Torasemide: The NSAID, ibuprofen, may decrease the diuretic and antihypertensive effect of the loop diuretic, torasemide.

Trandolapril: The NSAID, Ibuprofen, may reduce the antihypertensive effect of Trandolapril. Consider alternate therapy or monitor for changes in Trandolapril efficacy if Ibuprofen is initiated, discontinued or dose changed.

Treprostinil: The prostacyclin analogue, Treprostinil, may increase the risk of bleeding when combined with the NSAID, Ibuprofen. Monitor for increased bleeding during concomitant thearpy.

Triflusal: The metabolite of triflusal, 2-hydroxy-4-trifluoro-methyl-benzoic acid (HTB), impairs the serum protein binding of ibuprofen to the same extent as acetylsalisylic acid. Thus, the free fraction of glisentide may be increased. A dosage reduction may be required if used in combination.

Trimethoprim: The strong CYP2C9 inhibitor, Ibuprofen, may decrease the metabolism and clearance of Trimethoprim, a CYP2C9 substrate. Consider alternate therapy or monitor for changes in therapeutic and adverse effects of Trimethoprim if Ibuprofen is initiated, discontinued or dose changed.

Vilazodone: Increased risk of bleeding with concomitant use of non-steroidal anti-inflammatory drugs with vilazodone.

Voriconazole: Ibuprofen, a strong CYP2C9 inhibitor, may increase the serum concentration of voriconazole by decreasing its metabolism.
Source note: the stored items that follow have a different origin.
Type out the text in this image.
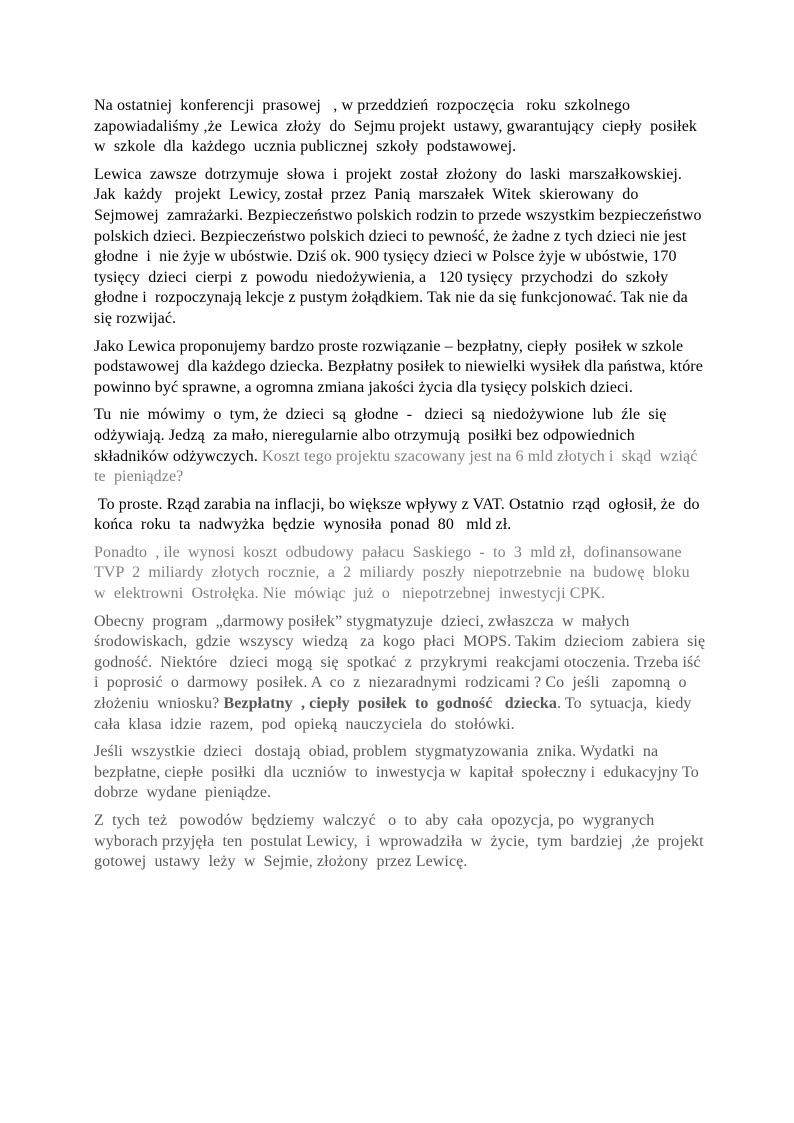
Na ostatniej  konferencji  prasowej   , w przeddzień  rozpoczęcia   roku  szkolnego
zapowiadaliśmy ,że  Lewica  złoży  do  Sejmu projekt  ustawy, gwarantujący  ciepły  posiłek
w  szkole  dla  każdego  ucznia publicznej  szkoły  podstawowej.

Lewica  zawsze  dotrzymuje  słowa  i  projekt  został  złożony  do  laski  marszałkowskiej.
Jak  każdy   projekt  Lewicy, został  przez  Panią  marszałek  Witek  skierowany  do
Sejmowej  zamrażarki. Bezpieczeństwo polskich rodzin to przede wszystkim bezpieczeństwo
polskich dzieci. Bezpieczeństwo polskich dzieci to pewność, że żadne z tych dzieci nie jest
głodne  i  nie żyje w ubóstwie. Dziś ok. 900 tysięcy dzieci w Polsce żyje w ubóstwie, 170
tysięcy  dzieci  cierpi  z  powodu  niedożywienia, a   120 tysięcy  przychodzi  do  szkoły
głodne i  rozpoczynają lekcje z pustym żołądkiem. Tak nie da się funkcjonować. Tak nie da
się rozwijać.

Jako Lewica proponujemy bardzo proste rozwiązanie – bezpłatny, ciepły  posiłek w szkole
podstawowej  dla każdego dziecka. Bezpłatny posiłek to niewielki wysiłek dla państwa, które
powinno być sprawne, a ogromna zmiana jakości życia dla tysięcy polskich dzieci.

Tu  nie  mówimy  o  tym, że  dzieci  są  głodne  -   dzieci  są  niedożywione  lub  źle  się
odżywiają. Jedzą  za mało, nieregularnie albo otrzymują  posiłki bez odpowiednich
składników odżywczych. Koszt tego projektu szacowany jest na 6 mld złotych i  skąd  wziąć
te  pieniądze?

To proste. Rząd zarabia na inflacji, bo większe wpływy z VAT. Ostatnio  rząd  ogłosił, że  do
końca  roku  ta  nadwyżka  będzie  wynosiła  ponad  80   mld zł.

Ponadto  , ile  wynosi  koszt  odbudowy  pałacu  Saskiego  -  to  3  mld zł,  dofinansowane
TVP  2  miliardy  złotych  rocznie,  a  2  miliardy  poszły  niepotrzebnie  na  budowę  bloku
w  elektrowni  Ostrołęka. Nie  mówiąc  już  o   niepotrzebnej  inwestycji CPK.

Obecny  program  „darmowy posiłek” stygmatyzuje  dzieci, zwłaszcza  w  małych
środowiskach,  gdzie  wszyscy  wiedzą   za  kogo  płaci  MOPS. Takim  dzieciom  zabiera  się
godność.  Niektóre   dzieci  mogą  się  spotkać  z  przykrymi  reakcjami otoczenia. Trzeba iść
i  poprosić  o  darmowy  posiłek. A  co  z  niezaradnymi  rodzicami ? Co  jeśli   zapomną  o
złożeniu  wniosku? Bezpłatny  , ciepły  posiłek  to  godność   dziecka. To  sytuacja,  kiedy
cała  klasa  idzie  razem,  pod  opieką  nauczyciela  do  stołówki.

Jeśli  wszystkie  dzieci   dostają  obiad, problem  stygmatyzowania  znika. Wydatki  na
bezpłatne, ciepłe  posiłki  dla  uczniów  to  inwestycja w  kapitał  społeczny i  edukacyjny To
dobrze  wydane  pieniądze.

Z  tych  też   powodów  będziemy  walczyć   o  to  aby  cała  opozycja, po  wygranych
wyborach przyjęła  ten  postulat Lewicy,  i  wprowadziła  w  życie,  tym  bardziej  ,że  projekt
gotowej  ustawy  leży  w  Sejmie, złożony  przez Lewicę.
Monitor for changes in the therapeutic and adverse effects of voriconazole if ibuprofen is initiated, discontinued or dose changed.

Warfarin: Ibuprofen, a strong CYP2C9 inhibitor, may decrease the metabolism of warfarin. The antiplatelet effect of ibuprofen may also increase the bleed risk associated with warfarin. Consider alternate therapy or monitor for changes in the therapeutic and adverse effects of warfarin if ibuprofen is initiated, discontinued or dose changed.